Espresso Filtration is (maybe) Necessary: A Response

The Article in Question

A recent post from Robert McKeon Aloe critiquing my study on espresso filtration methods was brought to my attention this past week. First things first, I’m glad to see thoughtful criticism on my work and especially glad to see that including the spreadsheet of raw data from that experiment was useful to others.

In that post, which I would highly advise you go read before continuing here, Robert breaks down why he feels the data leads him to believe filtering espresso samples is unnecessary. I will confess I went into the article expecting the usual lack of understanding of how refractometers work wanting to measure a “complete” sample, but after reading through the article I feel he makes a good point in certain contexts. I would not, however, recommend going without filters as a blanket statement but rather only for certain specific use cases and I’d like to explain why.

Robert’s Points

Robert feels that by using a simpler plot, in this case a scatter plot, a close correlation between the unfiltered and filtered samples becomes evident. I, however, feel a scatter plot oversimplifies the data by better allowing error to cancel out when taking the data set as a whole. There are several points in Robert’s article that I do not dispute:

  • When looking at a set of data, unfiltered samples correlate strongly with filtered and centrifuged samples
  • A simple transformation can be used to closely match a set of data taken from unfiltered samples to its expected filtered value
  • There are situations where this transformation adequately replaces the role of filtration

Where I disagree is that the transformation is useful enough to discard filtration in most circumstances.

Why I Still Feel Filtration is, Often, Necessary

Robert’s transformation works well on data sets. If you’re using your refractometer to track data, the transformation could be quite useful. The error averages out such that a simple transformation will show you the same trends and the same overall picture as using filtration would have.

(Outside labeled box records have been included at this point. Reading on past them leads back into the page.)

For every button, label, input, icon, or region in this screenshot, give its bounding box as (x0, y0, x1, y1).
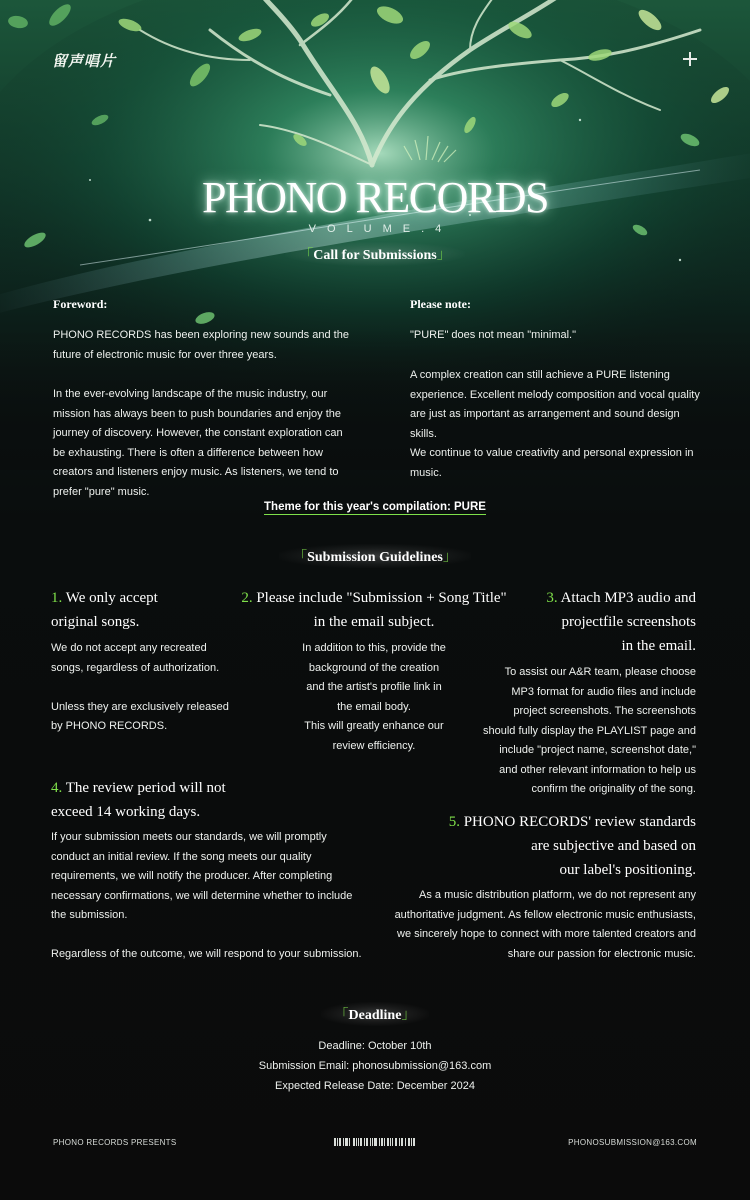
guideline-1-title (51, 586, 251, 634)
note-paragraph-1: "PURE" does not mean "minimal." (410, 329, 577, 341)
guideline-1-line: by PHONO RECORDS. (51, 720, 168, 732)
guideline-3-line: project screenshots. The screenshots (513, 705, 696, 717)
guideline-5-number: 5. (448, 814, 460, 830)
guideline-2-line: and the artist's profile link in (306, 681, 442, 693)
guideline-4-number: 4. (51, 780, 63, 796)
guidelines-heading: 「Submission Guidelines」 (0, 544, 750, 568)
call-heading-text: Call for Submissions (313, 248, 437, 263)
note-heading: Please note: (410, 297, 471, 311)
guideline-3-text (446, 663, 696, 800)
guideline-5-line: As a music distribution platform, we do not represent any (419, 889, 696, 901)
release-date: Expected Release Date: December 2024 (275, 1080, 475, 1092)
guideline-3-line: confirm the originality of the song. (531, 783, 696, 795)
guideline-2-line: This will greatly enhance our (304, 720, 444, 732)
guideline-2-title-line-1: Please include "Submission + Song Title" (256, 590, 507, 606)
guideline-1-number: 1. (51, 590, 63, 606)
guideline-1-line: We do not accept any recreated (51, 642, 207, 654)
guideline-4-line: conduct an initial review. If the song meets our quality (51, 850, 312, 863)
guideline-2-line: review efficiency. (332, 739, 416, 752)
guideline-5-title-line-1: PHONO RECORDS' review standards (463, 814, 696, 830)
deadline-heading: 「Deadline」 (0, 1002, 750, 1026)
submission-email[interactable]: Submission Email: phonosubmission@163.com (258, 1060, 492, 1072)
theme-text: Theme for this year's compilation: PURE (264, 501, 486, 513)
guideline-1-title-line-2: original songs. (51, 614, 140, 630)
guideline-1-title-line-1: We only accept (65, 590, 158, 606)
guideline-3-title (430, 586, 696, 658)
barcode-icon (334, 1138, 416, 1146)
guideline-4-text (51, 828, 381, 965)
guideline-4-title-line-1: The review period will not (65, 780, 226, 796)
guideline-3-title-line-1: Attach MP3 audio and (560, 590, 696, 606)
guideline-2-line: background of the creation (308, 661, 440, 674)
guideline-5-title-line-2: are subjective and based on (531, 838, 696, 854)
guideline-5-line: we sincerely hope to connect with more talented creators and (397, 928, 696, 940)
guideline-4-title-line-2: exceed 14 working days. (51, 804, 201, 820)
page-title: PHONO RECORDS (201, 173, 548, 222)
note-paragraph-2: A complex creation can still achieve a PURE listening experience. Excellent melody composition and vocal quality are just as important as arrangement and sound design skills. (410, 369, 700, 440)
footer-email[interactable]: PHONOSUBMISSION@163.COM (568, 1138, 697, 1147)
volume-label: VOLUME.4 (308, 223, 453, 235)
guideline-4-line: the submission. (51, 909, 128, 921)
deadline-date: Deadline: October 10th (318, 1040, 432, 1052)
foreword-paragraph-2: In the ever-evolving landscape of the music industry, our mission has always been to push boundaries and enjoy the journey of discovery. However, the constant exploration can be exhausting. There is often a difference between how creators and listeners enjoy music. As listeners, we tend to prefer "pure" music. (53, 388, 343, 498)
guideline-3-line: include "project name, screenshot date," (499, 744, 696, 756)
guideline-5-title-line-3: our label's positioning. (559, 862, 696, 878)
guideline-2-title-line-2: in the email subject. (313, 614, 435, 630)
guideline-2-line: In addition to this, provide the (302, 642, 446, 654)
note-paragraph-3: We continue to value creativity and personal expression in music. (410, 447, 694, 479)
guideline-4-line: Regardless of the outcome, we will respond to your submission. (51, 948, 362, 960)
call-heading: 「Call for Submissions」 (0, 242, 750, 266)
guideline-4-title (51, 776, 311, 824)
plus-icon[interactable] (683, 52, 697, 66)
guideline-3-line: should fully display the PLAYLIST page and (482, 724, 696, 737)
guideline-3-line: and other relevant information to help us (499, 763, 696, 776)
brand-logo: 留声唱片 (52, 52, 117, 70)
guideline-3-line: To assist our A&R team, please choose (504, 666, 696, 678)
guideline-3-title-line-2: projectfile screenshots (561, 614, 696, 630)
guideline-4-line: requirements, we will notify the producer. After completing (51, 870, 333, 882)
guideline-1-text (51, 639, 261, 737)
guideline-5-title (400, 810, 696, 882)
guideline-3-line: MP3 format for audio files and include (511, 685, 696, 698)
foreword-heading: Foreword: (53, 297, 108, 311)
foreword-paragraph-1: PHONO RECORDS has been exploring new sounds and the future of electronic music for over three years. (53, 329, 349, 361)
guideline-1-line: songs, regardless of authorization. (51, 661, 220, 674)
guidelines-heading-text: Submission Guidelines (307, 550, 443, 565)
guideline-5-line: share our passion for electronic music. (507, 947, 696, 960)
guideline-4-line: If your submission meets our standards, we will promptly (51, 831, 327, 843)
guideline-4-line: necessary confirmations, we will determine whether to include (51, 889, 353, 902)
deadline-details (0, 1036, 750, 1096)
guideline-2-line: the email body. (337, 700, 411, 713)
guideline-3-number: 3. (546, 590, 558, 606)
theme-statement (0, 501, 750, 513)
guideline-5-line: authoritative judgment. As fellow electronic music enthusiasts, (394, 908, 696, 921)
guideline-1-line: Unless they are exclusively released (51, 700, 229, 713)
footer-presents: PHONO RECORDS PRESENTS (53, 1138, 177, 1147)
guideline-2-number: 2. (241, 590, 253, 606)
guideline-3-title-line-3: in the email. (621, 638, 696, 654)
deadline-heading-text: Deadline (348, 1008, 402, 1023)
guideline-5-text (380, 886, 696, 964)
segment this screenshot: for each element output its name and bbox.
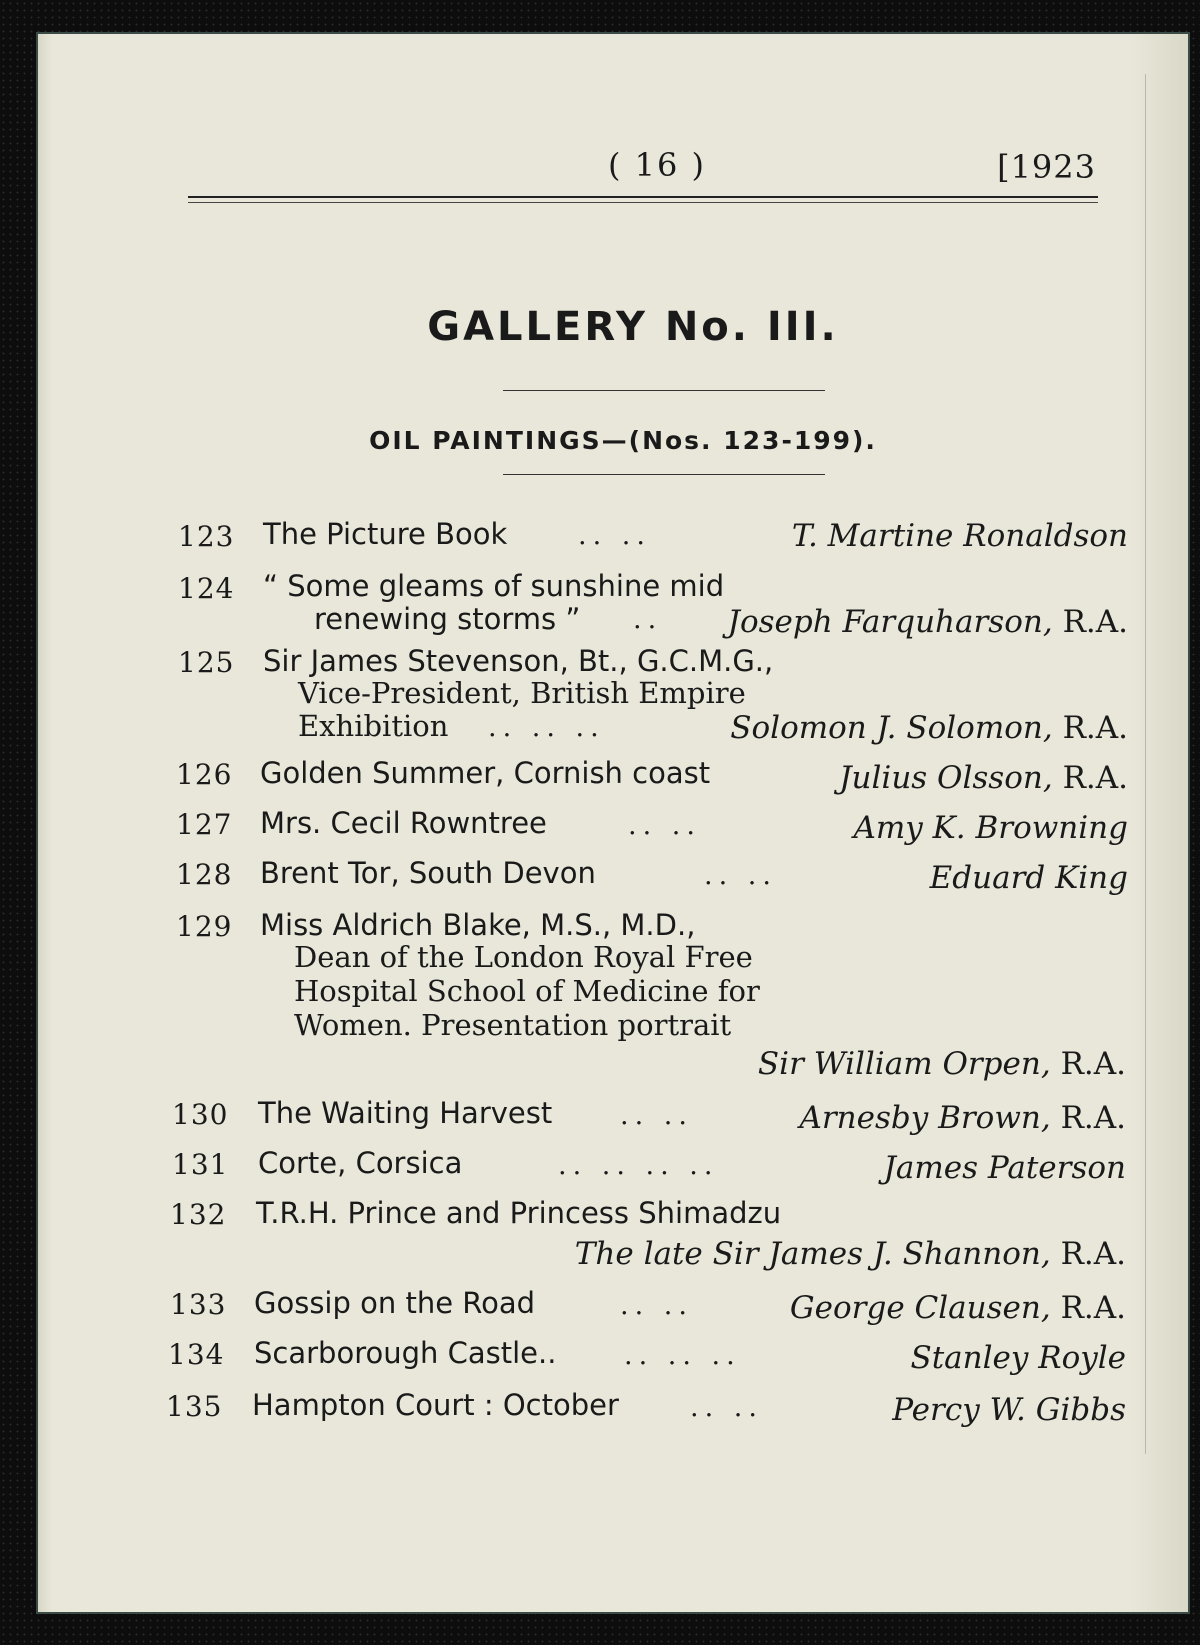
entry-title: Scarborough Castle..	[254, 1336, 557, 1370]
entry-number: 130	[172, 1098, 229, 1131]
header-year: [1923	[997, 148, 1096, 186]
artist-name: T. Martine Ronaldson	[791, 518, 1128, 554]
gallery-title: GALLERY No. III.	[427, 304, 839, 350]
entry-artist	[575, 1236, 1126, 1272]
dot-leader: .. .. .. ..	[558, 1150, 719, 1181]
artist-honour: R.A.	[1062, 710, 1128, 746]
entry-artist	[730, 710, 1128, 746]
entry-title: “ Some gleams of sunshine mid	[263, 569, 725, 603]
entry-number: 135	[166, 1390, 223, 1423]
artist-honour: R.A.	[1060, 1236, 1126, 1272]
dot-leader: .. .. ..	[624, 1340, 741, 1371]
artist-name: Stanley Royle	[910, 1340, 1126, 1376]
entry-artist	[728, 604, 1128, 640]
artist-name: George Clausen,	[789, 1290, 1051, 1326]
entry-number: 132	[170, 1198, 227, 1231]
entry-list	[38, 34, 1188, 1612]
entry-title-continued: Hospital School of Medicine for	[294, 974, 760, 1008]
catalogue-page	[38, 34, 1188, 1612]
entry-number: 128	[176, 858, 233, 891]
artist-name: Amy K. Browning	[853, 810, 1128, 846]
artist-name: Eduard King	[929, 860, 1128, 896]
entry-title-continued: renewing storms ”	[314, 602, 581, 636]
entry-title: Gossip on the Road	[254, 1286, 536, 1320]
entry-number: 129	[176, 910, 233, 943]
dot-leader: .. .. ..	[488, 712, 605, 743]
artist-name: James Paterson	[883, 1150, 1126, 1186]
entry-artist	[853, 810, 1128, 846]
entry-number: 125	[178, 646, 235, 679]
artist-honour: R.A.	[1060, 1290, 1126, 1326]
artist-name: The late Sir James J. Shannon,	[574, 1236, 1051, 1272]
dot-leader: .. ..	[628, 810, 701, 841]
entry-title: Corte, Corsica	[258, 1146, 463, 1180]
artist-name: Sir William Orpen,	[757, 1046, 1051, 1082]
entry-number: 133	[170, 1288, 227, 1321]
entry-number: 134	[168, 1338, 225, 1371]
page-number: ( 16 )	[608, 146, 707, 184]
entry-artist	[792, 518, 1128, 554]
entry-title-continued: Vice-President, British Empire	[298, 676, 746, 710]
artist-name: Joseph Farquharson,	[727, 604, 1053, 640]
artist-name: Solomon J. Solomon,	[730, 710, 1053, 746]
entry-title-continued: Dean of the London Royal Free	[294, 940, 753, 974]
entry-title: T.R.H. Prince and Princess Shimadzu	[256, 1196, 782, 1230]
dot-leader: .. ..	[578, 520, 651, 551]
entry-title: The Picture Book	[263, 517, 508, 551]
entry-title: Mrs. Cecil Rowntree	[260, 806, 547, 840]
entry-title-continued: Exhibition	[298, 709, 449, 743]
dot-leader: .. ..	[690, 1392, 763, 1423]
entry-title: Miss Aldrich Blake, M.S., M.D.,	[260, 908, 696, 942]
entry-title: Brent Tor, South Devon	[260, 856, 596, 890]
entry-artist	[799, 1100, 1126, 1136]
entry-title-continued: Women. Presentation portrait	[294, 1008, 732, 1042]
artist-name: Arnesby Brown,	[799, 1100, 1051, 1136]
artist-honour: R.A.	[1062, 604, 1128, 640]
entry-artist	[910, 1340, 1126, 1376]
entry-number: 126	[176, 758, 233, 791]
entry-number: 127	[176, 808, 233, 841]
entry-title: Hampton Court : October	[252, 1388, 619, 1422]
artist-honour: R.A.	[1062, 760, 1128, 796]
entry-artist	[930, 860, 1128, 896]
entry-artist	[892, 1392, 1126, 1428]
entry-title: Golden Summer, Cornish coast	[260, 756, 711, 790]
entry-number: 124	[178, 572, 235, 605]
entry-title: Sir James Stevenson, Bt., G.C.M.G.,	[263, 644, 774, 678]
artist-name: Percy W. Gibbs	[892, 1392, 1126, 1428]
dot-leader: .. ..	[620, 1100, 693, 1131]
entry-title: The Waiting Harvest	[258, 1096, 553, 1130]
dot-leader: .. ..	[704, 860, 777, 891]
entry-artist	[758, 1046, 1126, 1082]
section-title: OIL PAINTINGS—(Nos. 123-199).	[369, 426, 877, 455]
artist-honour: R.A.	[1060, 1046, 1126, 1082]
entry-number: 131	[172, 1148, 229, 1181]
artist-name: Julius Olsson,	[839, 760, 1053, 796]
entry-artist	[839, 760, 1128, 796]
entry-artist	[883, 1150, 1126, 1186]
dot-leader: ..	[633, 604, 663, 635]
entry-number: 123	[178, 520, 235, 553]
dot-leader: .. ..	[620, 1290, 693, 1321]
artist-honour: R.A.	[1060, 1100, 1126, 1136]
entry-artist	[790, 1290, 1126, 1326]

Where it falls apart is on data points. If you need to know the details of one individual shot, and there are immediate consequences for that one TDS measurement being even slightly off reality, a transformation useful to find trends does you no good. Take a look at the data on the experiment page and you’ll see that any transformation you could perform on a single sample by itself leaves nearly half of the unfiltered samples as potentially misleading. So let’s look at a few use cases to see where you can get away with not filtering versus ones where you can’t.

Why are you using a refractometer?

In order to determine if filtration is necessary for you, it’s important to know your use case. There are probably others, but I’ll break down what I see as five of the most common use cases.

Quality Control

  • Readings are taken randomly throughout some period of time
  • Readings are used to spot check shots against a recipe
  • Consequences for a bad reading depend on your procedures (acceptable variance, samples taken, etc)
  • Design your procedures very carefully if you wish to use unfiltered samples here
  • Note that procedures that work will with unfiltered samples will require looser (but probably more realistic) acceptable variance
  • I believe this to be the most common use case for a refractometer in a cafe, and therefore in general

Dialing In

  • Readings are taken after each shot
  • Readings are used to decide how to adjust espresso parameters for the next shot
  • A single reading slightly higher or lower than reality could turn you around in the completely wrong direction, wasting lots of time and coffee
  • I would never recommend using unfiltered samples to this end
  • However, if you’re ok with fuzzier guidelines and plan on less very fine tuning, it should be viable
  • I also believe this to be the most common use case for a refractometer in a home setting

Data Analysis / Tracking

  • Readings are taken after each shot
  • Readings are used to analyze a set of data for some purpose after the fact
  • A single reading being off is mostly irrelevant as long as the trends can show through in the end
  • I see nothing wrong with using unfiltered samples here at all

Evaluating Coffees / Equipment

  • Readings are taken at least several times with the same coffee/machine/grinder/etc
  • Readings are used to determine solubility of a coffee, effectiveness of a machine/grinder, etc
  • Many readings are a must to have any idea of solubility at all over the noise of shot to shot variance
  • I see nothing wrong with using unfiltered samples here either

Showing Off

  • Readings are taken after each shot
  • Readings are used to showcase high extraction yields
  • Any significant chance of your measurement being higher than reality post-transformation destroys its credibility
  • Frankly, I find this rather obnoxious unless you have a real compelling new technique to share, but it’s a common enough use case to include
  • Actually just don’t do this

Making Data Points Into Data Sets?

Obvious question in regards to the above: Couldn’t you just take multiple samples to make unfiltered samples useful in all applications?

Sure. But it’s going to take a lot longer getting several good readings than sending one sample for a trip around the centrifuge. And it’s all hands on time vs mostly time you could be doing other things too while the sample goes for a spin. If that much time and effort is preferable than the relatively low one time investment of a centrifuge, I see nothing wrong with that course of action.


There’s value in simplification, but it can also miss important details. Averages are sometimes, but not always, useful. Looking at a practical problem from a statistical standpoint is a dangerous endeavor and you need to stay vigilant in recognizing how the context of what data you have in real daily use differs from what data you have in controlled experimentation.